Doing so was a steep challenge, for sure, but the costs (of all kinds) of failing have been astronomical.
I wouldn't call it falling to communicate add much as outright lying. We have video of fauchi telling everyone not to wear masks + private emails saying that masks won't really protect you and yet the masks mandates stand.
It's no surprise that the public won't trust them when it really matters after the vaccines are finally out
The article describes exactly why people were not told to wear masks: because it was the best scientific knowledge at the time.
Speaking from limited knowledge isn’t lying.
> So why did the health authorities radically change their minds about mask wearing in April 2020? The cynical would say that the authorities feared a shortage of masks if they would have told the public to buy masks, leaving health professionals unprotected. This hypothesis is unlikely for two reasons. The first is that from the beginning we were encouraged to use cloth handmade masks that could be sewn by anyone and even be an additional source of income for poor communities.
Not sure how this theory got dismissed. It's been common knowledge for a while that this is exactly what happened. Knowing that doesn't make you cynical, it makes you informed. From [1], written in July 2020:
> Some of the messaging from public health officials was even more explicitly opposed, though. In late February, CDC director Robert Redfield testified before the House Foreign Affairs subcommittee and was asked if healthy people should wear masks. “No,” Redfield responded. The day after that, US surgeon general Jerome Adams tweeted “Seriously people—STOP BUYING MASKS.” Fauci himself, in early March, told a Senate committee that the general public didn’t need to wear them because Covid-19 wasn’t widespread enough.

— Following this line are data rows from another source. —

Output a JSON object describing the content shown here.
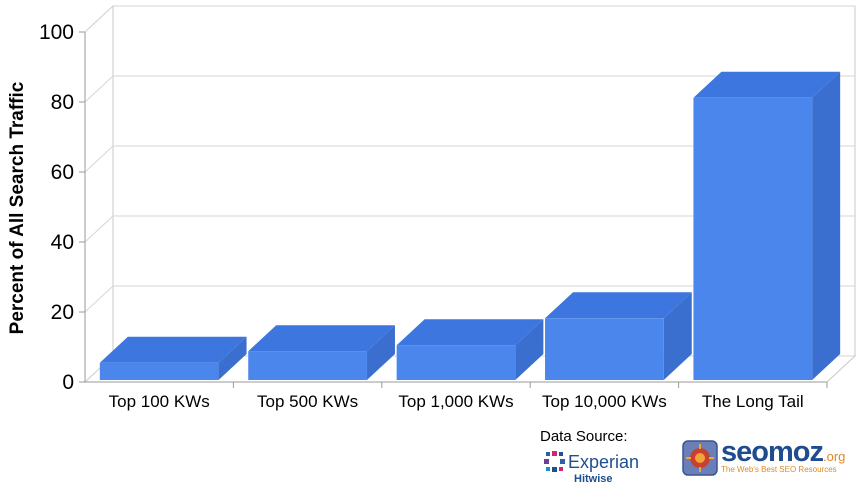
{
  "chart_data": {
    "type": "bar",
    "style": "3d",
    "categories": [
      "Top 100 KWs",
      "Top 500 KWs",
      "Top 1,000 KWs",
      "Top 10,000 KWs",
      "The Long Tail"
    ],
    "values": [
      5.5,
      8.8,
      10.5,
      18.2,
      81.2
    ],
    "ylabel": "Percent of All Search Traffic",
    "xlabel": "",
    "ylim": [
      0,
      100
    ],
    "yticks": [
      "0",
      "20",
      "40",
      "60",
      "80",
      "100"
    ],
    "grid": true,
    "bar_color": "#4a86ec"
  },
  "source": {
    "label": "Data Source:",
    "experian_name": "Experian",
    "experian_sub": "Hitwise",
    "seomoz_name": "seomoz",
    "seomoz_tld": ".org",
    "seomoz_tagline": "The Web's Best SEO Resources"
  }
}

> The WHO was even more explicit in its advice: Tightly-fitted N95 masks, which filter out particles as small as 0.3 microns, are for health care workers dealing with sick patients, and they’re in critically short supply. Masks made of other materials—surgical masks made of a synthetic nonwoven, meltblown textile, layers of different kinds of cloth, and so on—can gap at the sides and don’t, on their own, fully protect people from getting infected. More quietly, public health experts worried that if people started wearing masks, they’d overestimate their level of protection and get careless. The science was blurry, but the message had to be clear: No masks for civilians.
Back to TFA:
> Thus the most likely reason why, at the beginning of the pandemic, the health authorities contraindicated the use of masks was because the vast majority of randomized controlled studies, which are the gold standard of clinical trials, carried out until then had concluded that face masks are mostly ineffective in preventing the transmission of respiratory viruses.
The motive for lying about this later on would be...?
I have to conclude that the entire article is a result of motivated reasoning where the above paragraph was the intended "likely reason" at the outset, with the rest of the article crafted to support it, even in the face of much more likely explanations that contradict it.
The article suggests that the evidence decision-makers now look at when it comes to masking has shifted to lesser-quality observational studies and makes the argument that this has clouded the ability to make good decisions, for example not prioritizing other strategies such as securing better ventilation.
He argues that it's basically just poor decision-making as a result of "politicized science", politicians need to be visible to the public and what's more visible than a mask mandate (or closing down borders).
Assuming that the study was correctly performed, maybe 100% usage difference between groups (all using masks in experimental groups vs nobody using them in control group) could have shown a much higher benefit. But that remains to be tested.
This article is, as an expert in the topic of agnotololy explains, an effort to "…spread doubt in the guise of balanced debate".